3. Mario Kart DS (DS)
Few games have the staying power of Mario Kart DS, a racer so beloved that Nintendo fans still play it six years later. Probably has something to do with the colourful 3D visuals, tight controls and, most importantly, online play.
2. Mario & Luigi: Superstar Saga (Game Boy Advance)
Nintendo took its mascot in a new direction with Paper Mario on N64, and continued the light-hearted adventuring in the first Mario & Luigi, Superstar Saga for GBA. We adored the characters, hilarious dialogue and time-based fights.

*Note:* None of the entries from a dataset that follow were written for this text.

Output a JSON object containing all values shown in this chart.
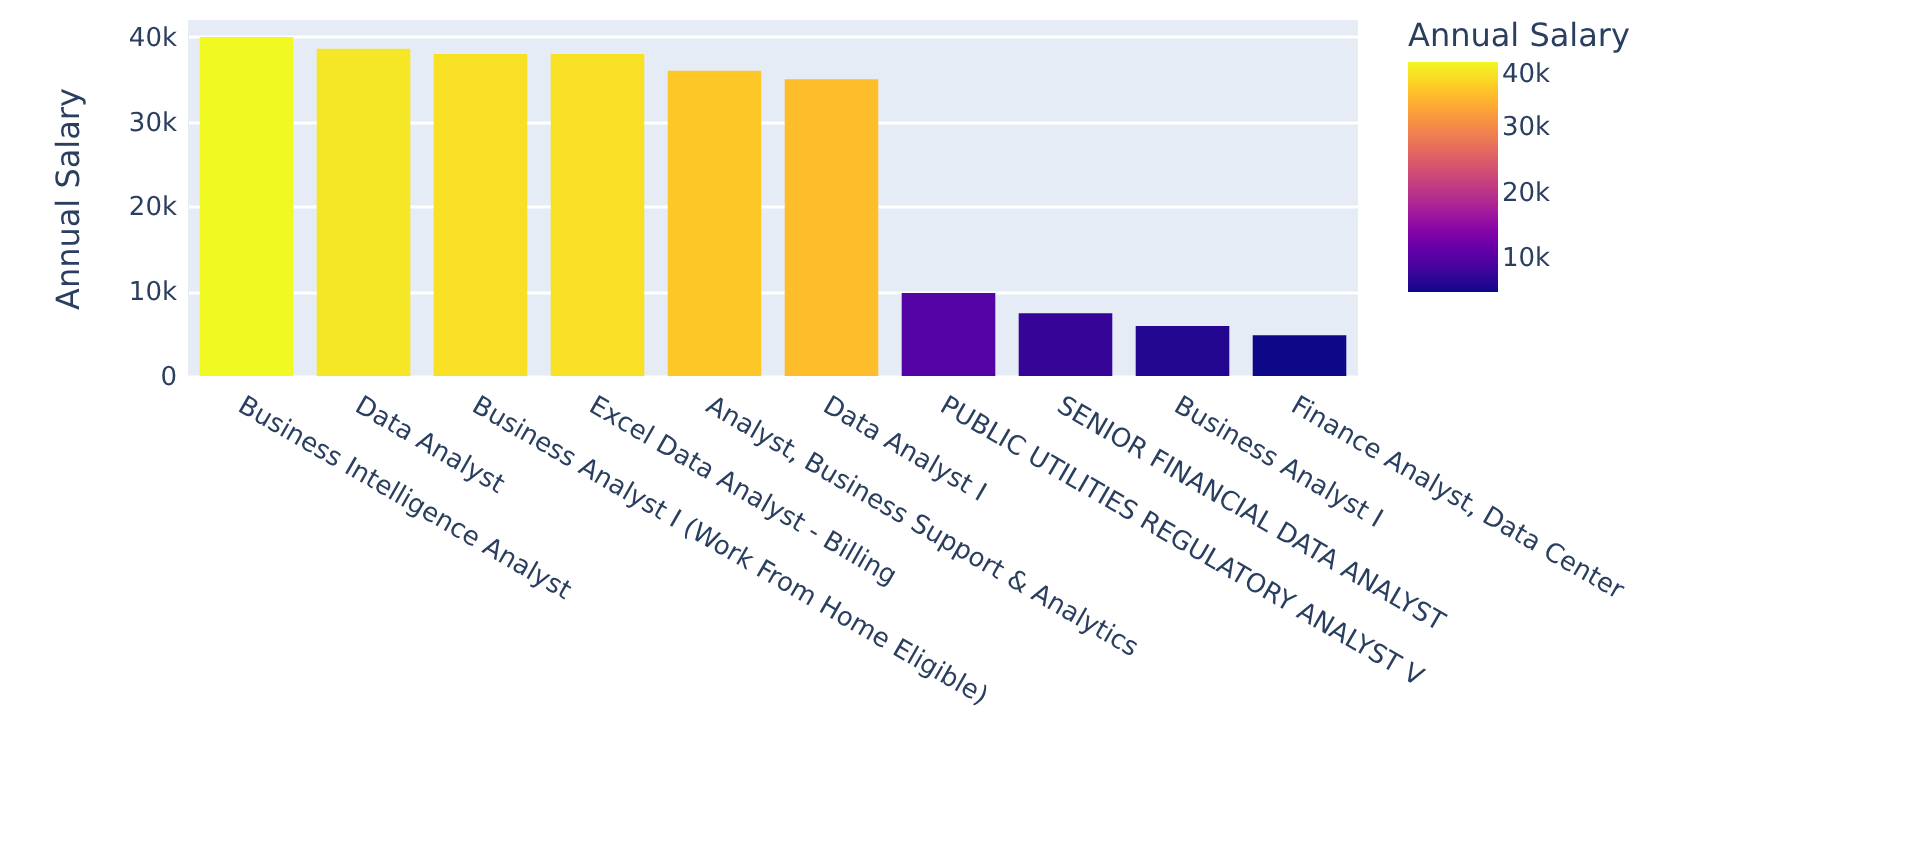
{
  "chart_data": {
    "type": "bar",
    "ylabel": "Annual Salary",
    "legend_title": "Annual Salary",
    "categories": [
      "Business Intelligence Analyst",
      "Data Analyst",
      "Business Analyst I (Work From Home Eligible)",
      "Excel Data Analyst - Billing",
      "Analyst, Business Support & Analytics",
      "Data Analyst I",
      "PUBLIC UTILITIES REGULATORY ANALYST V",
      "SENIOR FINANCIAL DATA ANALYST",
      "Business Analyst I",
      "Finance Analyst, Data Center"
    ],
    "values": [
      40000,
      38600,
      38000,
      38000,
      36000,
      35000,
      9800,
      7400,
      5900,
      4800
    ],
    "ylim": [
      0,
      42000
    ],
    "yticks": [
      {
        "value": 0,
        "label": "0"
      },
      {
        "value": 10000,
        "label": "10k"
      },
      {
        "value": 20000,
        "label": "20k"
      },
      {
        "value": 30000,
        "label": "30k"
      },
      {
        "value": 40000,
        "label": "40k"
      }
    ],
    "clim": [
      4800,
      40000
    ],
    "cticks": [
      {
        "value": 10000,
        "label": "10k"
      },
      {
        "value": 20000,
        "label": "20k"
      },
      {
        "value": 30000,
        "label": "30k"
      },
      {
        "value": 40000,
        "label": "40k"
      }
    ],
    "grid": "y"
  }
}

Phenomenal game.
1. The Legend of Zelda: Ocarina of Time 3D (3DS)
This is a textbook example on how to do a remake. Nintendo took the already perfect The Legend of Zelda: Ocarina of Time and spruced it up for a new generation, with better graphics, gyroscope support (to look, aim Link’s slingshot) and a streamlined touch screen interface that keeps players in the game at all times. You cannot call yourself a true Nintendo fan without experiencing it.